This article by Kira Cochrane is excellent – “Creepshots and revenge porn: how paparazzi culture affects women” in The Guardian:
The story prompts questions about why there is such a market, and therefore audience, for these pictures. As others have pointed out, it is not as though there is any dearth of bare breasts, consensually exposed and shared, on the internet. The answer involves a familiar combination of desire and humiliation. There is an interest in seeing not just any breasts, but all breasts, a sense that female bodies are public property, fair game – to be claimed, admired and mocked…
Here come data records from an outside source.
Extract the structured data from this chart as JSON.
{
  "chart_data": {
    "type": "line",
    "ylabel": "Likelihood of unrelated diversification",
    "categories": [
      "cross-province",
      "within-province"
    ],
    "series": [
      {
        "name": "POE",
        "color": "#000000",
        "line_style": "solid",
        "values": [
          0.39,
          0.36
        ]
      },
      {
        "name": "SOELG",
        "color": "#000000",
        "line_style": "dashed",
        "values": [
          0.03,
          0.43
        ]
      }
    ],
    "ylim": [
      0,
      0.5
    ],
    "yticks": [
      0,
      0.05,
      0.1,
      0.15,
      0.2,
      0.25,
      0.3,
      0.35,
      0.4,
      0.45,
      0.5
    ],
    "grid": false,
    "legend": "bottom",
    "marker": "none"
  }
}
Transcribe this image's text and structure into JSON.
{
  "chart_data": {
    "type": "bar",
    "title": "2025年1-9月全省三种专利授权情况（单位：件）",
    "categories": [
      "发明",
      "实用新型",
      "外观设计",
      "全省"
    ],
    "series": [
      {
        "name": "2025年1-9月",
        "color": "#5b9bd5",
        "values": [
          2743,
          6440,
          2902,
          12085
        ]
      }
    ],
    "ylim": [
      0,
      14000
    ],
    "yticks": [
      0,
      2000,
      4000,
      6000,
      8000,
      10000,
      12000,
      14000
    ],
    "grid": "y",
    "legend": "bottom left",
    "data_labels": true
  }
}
.. She says the argument goes: “‘You shouldn’t have given those pictures to that person’, or ‘You shouldn’t have been sunbathing in a private residence’, or ‘You should never, as a woman, take off your clothes in any context where anybody could possibly ever have a camera’. That’s been shocking to me, that people aren’t just outraged and furious about this, but they’re actually making excuses for this behaviour, and blaming women for ever being sexual any time, at all.
“Even in a completely private setting, within a marriage – it couldn’t be any more innocuous than the Middleton situation – and yet people are still saying things like: what was she expecting, she’s famous and she’s got breasts, and therefore she’s got to keep them covered up all the time. I do think it’s a rage against women being sexual on their own terms. We’re perfectly fine with women being sexual, as long as they are objects and they’re passive, and we can turn them on, turn them off, download them, delete them, whatever it is. But as soon as it’s women who want to have any kind of exclusionary rights about their intimacy, we hate that. We say, ‘No, we’re going to make a whore out of you’.”
Oh god, the patriarchy has such a very, very, very murky way of responding to female sexuality.
I’m not sure that simple (partial!) nudity should be considered necessarily sexual (therefore the reference to “women being sexual on their own terms” is problematic for me in the context of sunbathing. To me Cochrane’s message sounds a bit like “women own themselves as sex objects”; I would prefer, “women’s naked bodies are not necessarily sex objects, like when they’re sunbathing nude, or when they’re in the shower, or when they’re breastfeeding.”
I appreciate that Cochrane comes down on the side of women having a right to their bodies, but I have a problem with this being defined as primarily a sexual right. That kind of stance fails to challenge the idea that women’s bodies are first of all/most importantly for sex.
I noticed that implication too. I’m pretty sure I’m not always being sexual when I sunbathe topless. It just feels nice.